Robert was pursued by a couple teams when he was a free agent coming out of Cuba in 2017, but he opted for a minor league contract with Chicago that included a $26 million signing bonus. The White Sox have a long history of successful Cuban players, helping their courtship of the outfielder.
After Robert broke out last year, batting .328 with 32 homers, 92 RBIs and 36 steals over three minor league stops, the White Sox rewarded him with a $50 million, six-year deal — before his big league debut.
“I already had a big contract, when I signed with this organization,” Robert said through a translator. “This one, it didn’t affect me at all. I mean it didn’t change my goal or my mindset, because I knew that this year I was going to have a chance to play in the majors. I didn’t know when, but I was for sure going to have the chance to play in the majors this year.”

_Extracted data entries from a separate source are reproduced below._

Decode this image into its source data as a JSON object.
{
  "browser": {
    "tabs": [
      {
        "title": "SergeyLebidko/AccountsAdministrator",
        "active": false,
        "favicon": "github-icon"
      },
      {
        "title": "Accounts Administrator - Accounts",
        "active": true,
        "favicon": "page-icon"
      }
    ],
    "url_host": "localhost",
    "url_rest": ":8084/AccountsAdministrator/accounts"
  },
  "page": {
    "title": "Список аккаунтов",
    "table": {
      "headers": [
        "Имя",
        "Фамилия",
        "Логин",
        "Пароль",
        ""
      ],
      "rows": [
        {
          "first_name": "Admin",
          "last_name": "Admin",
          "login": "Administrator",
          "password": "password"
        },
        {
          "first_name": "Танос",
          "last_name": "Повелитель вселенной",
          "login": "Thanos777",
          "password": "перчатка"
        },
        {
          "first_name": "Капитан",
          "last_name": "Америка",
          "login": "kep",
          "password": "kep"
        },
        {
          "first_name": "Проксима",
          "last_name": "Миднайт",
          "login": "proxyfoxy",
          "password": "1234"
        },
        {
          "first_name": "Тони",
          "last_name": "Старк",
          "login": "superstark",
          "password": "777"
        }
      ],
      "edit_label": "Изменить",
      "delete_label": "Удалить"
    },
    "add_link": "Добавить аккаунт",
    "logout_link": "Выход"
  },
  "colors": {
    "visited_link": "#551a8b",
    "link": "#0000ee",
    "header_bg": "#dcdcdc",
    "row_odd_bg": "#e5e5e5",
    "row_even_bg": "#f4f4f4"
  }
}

But the contract erased any messy questions about service time and free agency, clearing the way for Robert to take over in center field as soon as opening day.
The White Sox are doing whatever they can to make Robert’s transition to the majors as easy as possible. His locker neighbors at spring training are countrymen José Abreu and Yoán Moncada, and Eloy Jiménez — another young Latin outfielder — is situated near the trio.
Abreu helps look after the 22-year-old Robert, and Moncada and Jiménez know exactly what he is going through after recently making the transition from top prospect to the major league regular themselves.